And the reading module 7 is used for reading a history quit-change rule table, and the history quit-change rule table comprises a plurality of main tags and sub tags.
And the filling module 8 is used for filling the sub information segments into the historical change-back rule table according to the change-back labels so as to obtain the current change-back rule table.
And the feedback module 9 is used for feeding back the current change-quit rule table to the administrator terminal.

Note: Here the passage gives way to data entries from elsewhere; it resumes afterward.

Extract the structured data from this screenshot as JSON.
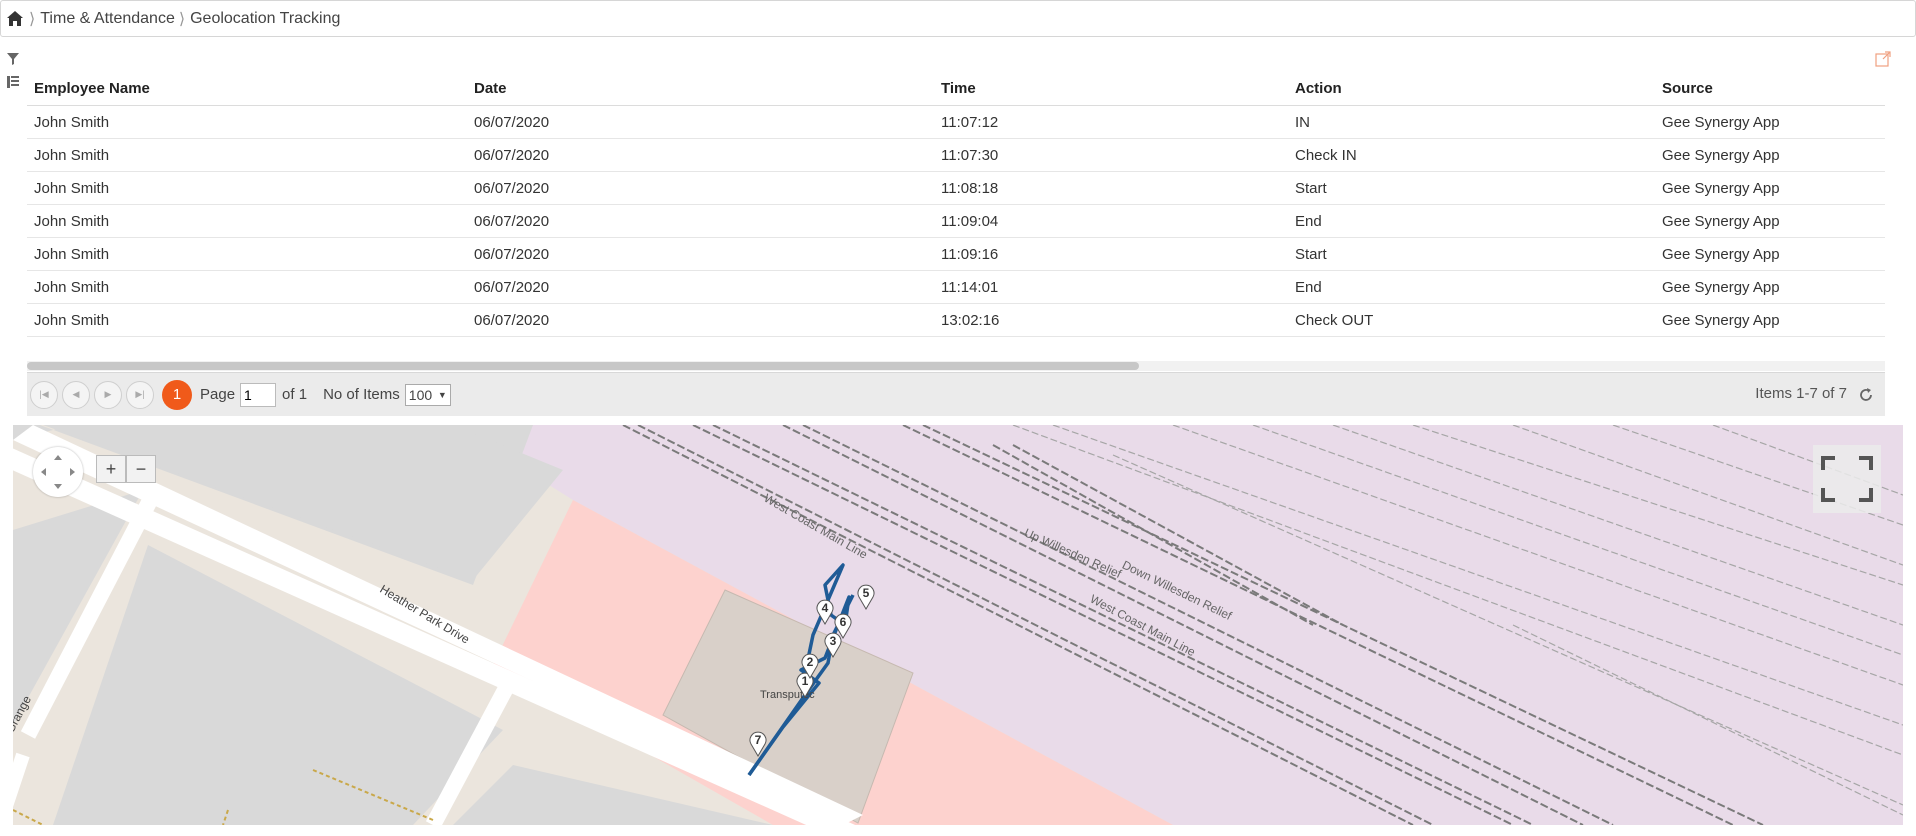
{
  "breadcrumb": {
    "items": [
      "Time & Attendance",
      "Geolocation Tracking"
    ]
  },
  "grid": {
    "columns": [
      "Employee Name",
      "Date",
      "Time",
      "Action",
      "Source"
    ],
    "rows": [
      [
        "John Smith",
        "06/07/2020",
        "11:07:12",
        "IN",
        "Gee Synergy App"
      ],
      [
        "John Smith",
        "06/07/2020",
        "11:07:30",
        "Check IN",
        "Gee Synergy App"
      ],
      [
        "John Smith",
        "06/07/2020",
        "11:08:18",
        "Start",
        "Gee Synergy App"
      ],
      [
        "John Smith",
        "06/07/2020",
        "11:09:04",
        "End",
        "Gee Synergy App"
      ],
      [
        "John Smith",
        "06/07/2020",
        "11:09:16",
        "Start",
        "Gee Synergy App"
      ],
      [
        "John Smith",
        "06/07/2020",
        "11:14:01",
        "End",
        "Gee Synergy App"
      ],
      [
        "John Smith",
        "06/07/2020",
        "13:02:16",
        "Check OUT",
        "Gee Synergy App"
      ]
    ]
  },
  "pager": {
    "current_page": "1",
    "page_label": "Page",
    "page_value": "1",
    "of_label": "of 1",
    "items_label": "No of Items",
    "page_size": "100",
    "summary": "Items 1-7 of 7"
  },
  "map": {
    "zoom_in": "+",
    "zoom_out": "−",
    "street_labels": [
      "Heather Park Drive",
      "West Coast Main Line",
      "Up Willesden Relief",
      "Down Willesden Relief",
      "West Coast Main Line",
      "Transputec",
      "Grange"
    ],
    "markers": [
      "1",
      "2",
      "3",
      "4",
      "5",
      "6",
      "7"
    ],
    "track_color": "#1f5b96",
    "accent_color": "#f05a1a"
  }
}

The embodiment of the application also discloses an intelligent terminal which comprises a memory and a processor, wherein the memory is stored with a computer program which can be loaded by the processor and can execute the method for automatically finishing the airline hostess change-back rule.
An embodiment of the present application further discloses a computer-readable storage medium storing a computer program capable of being loaded by a processor and executing a method such as automatically sorting airline driver fallback rules, the computer-readable storage medium includes: various media capable of storing program codes, such as a usb disk, a removable hard disk, a Read-Only Memory (ROM), a Random Access Memory (RAM), a magnetic disk, or an optical disk.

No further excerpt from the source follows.